A boa notícia é que, de uns 20 anos para cá (e com muito mais intensidade nos últimos cinco anos), uma onda de cursos comunitários de pré-vestibular chegou decidida a fazer diferença nesse cenário. A estratégia era atacar o ponto nevrálgico do sistema, desatar seu nó mais apertado: exatamente a passagem para o antigo 3º grau, onde uma multidão de alunos costuma ver frustrados seus planos de continuar os estudos. E é aí que entram o Wallace e o Fernando. Por trás desses dois nomes e de muitos outros, estão histórias de pessoas que conseguiram escapar do círculo vicioso e hoje freqüentam algumas das melhores universidades do Brasil. O que, convenhamos, não é pouca coisa.

“O crânio”
Wallace é Wallace Tomé Oliveira, 25 anos, atualmente aluno do curso de Ciências Contábeis da UFRJ. Até o ano de 2003, porém, ele acumulava as atividades de vestibulando com o emprego de contínuo em uma imobiliária. Com o pouco tempo para estudar somado a uma formação deficiente nas séries anteriores, o cenário estava montado para mais um caso de trajetória escolar precocemente abortada. Para piorar, a própria família via com uma ponta de receio a perspectiva de seu ingresso no Ensino Superior: “O medo dos meus pais era só um: que eu precisasse parar de trabalhar, caso o curso escolhido fosse durante o dia”.

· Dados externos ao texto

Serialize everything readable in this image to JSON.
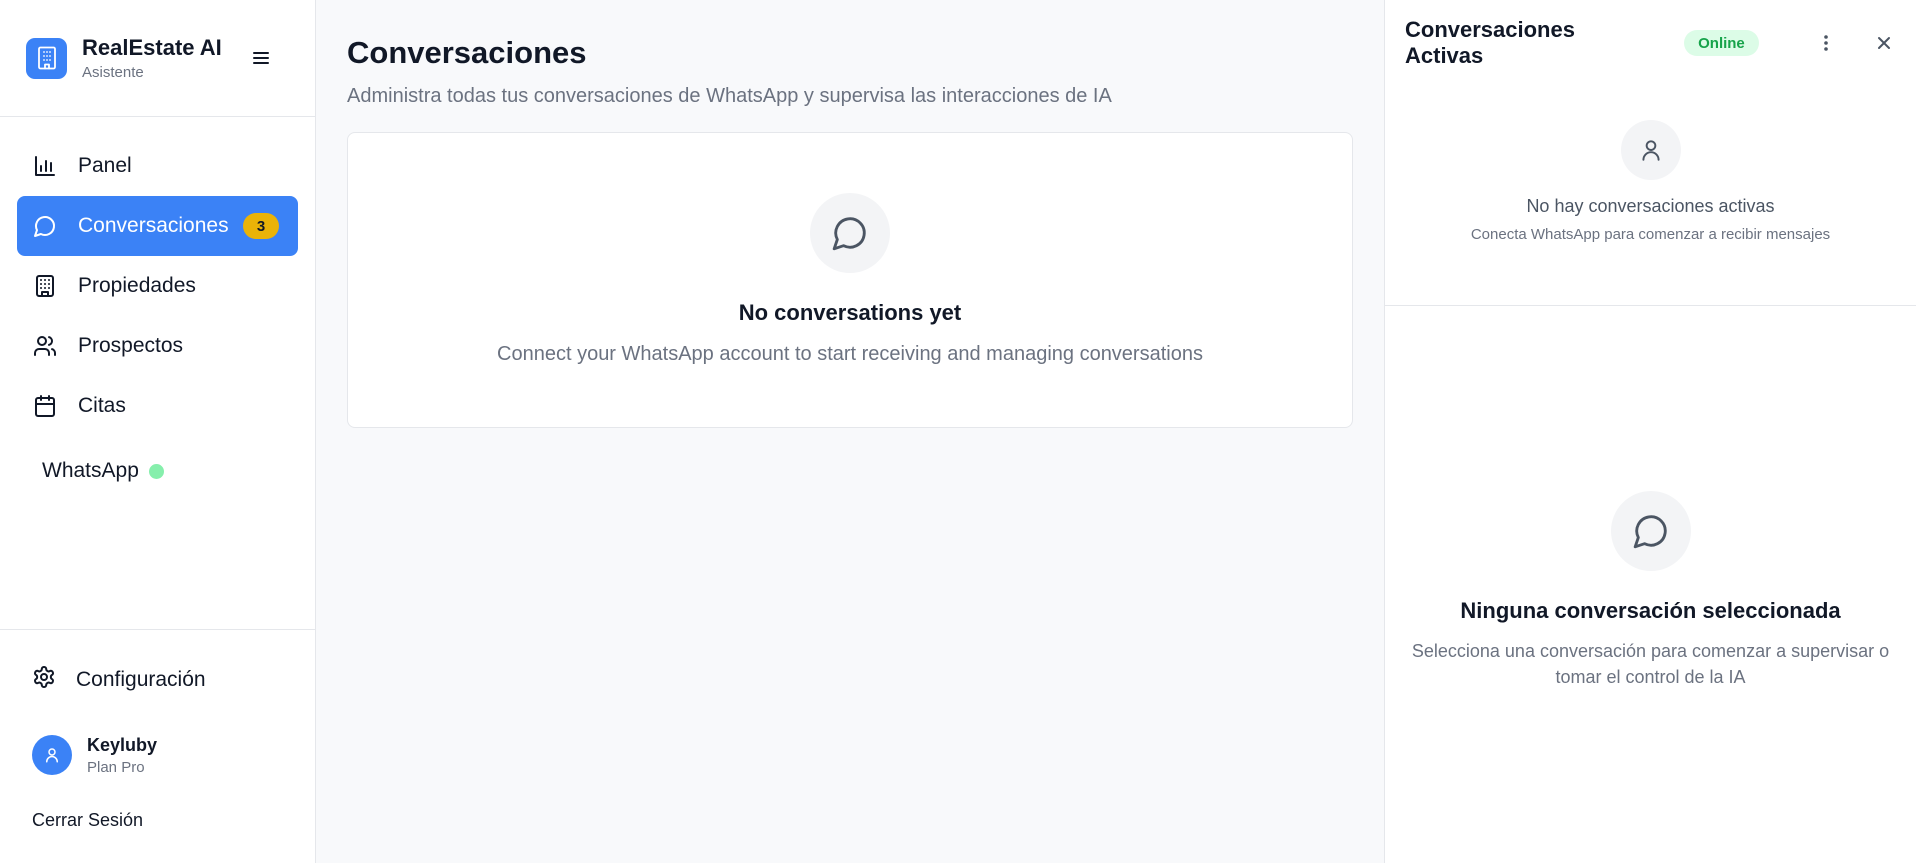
{
  "brand": {
    "title": "RealEstate AI",
    "subtitle": "Asistente"
  },
  "nav": {
    "items": [
      {
        "label": "Panel",
        "icon": "bar-chart-icon"
      },
      {
        "label": "Conversaciones",
        "icon": "message-circle-icon",
        "badge": "3",
        "active": true
      },
      {
        "label": "Propiedades",
        "icon": "building-icon"
      },
      {
        "label": "Prospectos",
        "icon": "users-icon"
      },
      {
        "label": "Citas",
        "icon": "calendar-icon"
      }
    ],
    "whatsapp": {
      "label": "WhatsApp",
      "status_color": "#86efac"
    }
  },
  "settings": {
    "label": "Configuración",
    "icon": "gear-icon"
  },
  "user": {
    "name": "Keyluby",
    "plan": "Plan Pro"
  },
  "logout": {
    "label": "Cerrar Sesión"
  },
  "main": {
    "title": "Conversaciones",
    "subtitle": "Administra todas tus conversaciones de WhatsApp y supervisa las interacciones de IA",
    "empty": {
      "title": "No conversations yet",
      "subtitle": "Connect your WhatsApp account to start receiving and managing conversations"
    }
  },
  "panel": {
    "title": "Conversaciones Activas",
    "status": "Online",
    "no_active": {
      "title": "No hay conversaciones activas",
      "subtitle": "Conecta WhatsApp para comenzar a recibir mensajes"
    },
    "none_selected": {
      "title": "Ninguna conversación seleccionada",
      "subtitle": "Selecciona una conversación para comenzar a supervisar o tomar el control de la IA"
    }
  },
  "colors": {
    "accent": "#3b82f6",
    "badge": "#eab308",
    "online_bg": "#dcfce7",
    "online_text": "#16a34a"
  }
}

A história, claro, teve final feliz – mas não sem uma dose de esforço. “Alguns conceitos de Física e Matemática, só fui aprender no VETOR. Por causa do trabalho, eu lia a matéria e fazia exercícios no ônibus.” No meio dessa odisséia, a falta de estímulo quase estragou tudo: “quando tirei E na primeira fase da UERJ, pensei seriamente em desistir. Sem dúvida, minha força de vontade foi essencial nesse momento”. O medo da família, a propósito, se concretizou: estudando no período da tarde, Wallace teve mesmo que largar o emprego. Valeu a pena?

“Cursar uma universidade é algo que pode mudar completamente a vida de qualquer um. É claro que vale”. Wallace sabe, no entanto, que tem percorrido uma trajetória pouco usual para muitos dos seus conhecidos. “Para a minha tia, homem que cresce no morro é bandido e mulher, vagabunda”. Ao se tornar o primeiro integrante da família a entrar numa faculdade, ele se despe com elegância do estereótipo e consegue até achar graça da situação: “Agora, muita gente lá no Vidigal só me chama de o crânio”, conta, às gargalhadas.

Variações sobre um mesmo tema
Se conhecessem o Fernando, os colegas de Wallace provavelmente inventariam para ele algum apelido análogo. E não é para menos: aprovado em Informática para a UFRJ e para a PUC-Rio, Fernando Freitas Silva, de 21 anos, também está vislumbrando horizontes que pareciam impensáveis para seus pais ou avós.

Diferente de Wallace, porém, Fernando não é o desbravador pioneiro da família no terreno minado do Ensino Superior. Dos seus cinco primos, quatro estão trilhando o mesmo caminho, e mesmo sua mãe chegou a começar uma faculdade, que não pôde terminar. A novidade agora é que a atual geração decidiu pôr fim, mais ou menos em bloco, à interrupção precoce dos estudos. Fernando representa toda uma geração que vem conseguindo romper o apartheid social imposto pelo sistema educacional brasileiro.

É uma revolução e tanto. E ele garante que, para isso, contou com a ajuda do VETOR. “No Ensino Médio, acabei não estudando muitos assuntos: em Matemática, a parte de geometria; em Química, pilhas e voltagem; em Física, Movimento Circular”. E acrescenta: “o curso serviu também para que eu visse como é a prova de vestibular, já que às vezes o exame aborda um mesmo conteúdo de maneira muito diferente do que vemos no colégio. No VETOR, pude adquirir essa noção, já que as aulas são mais voltadas para o vestibular mesmo”.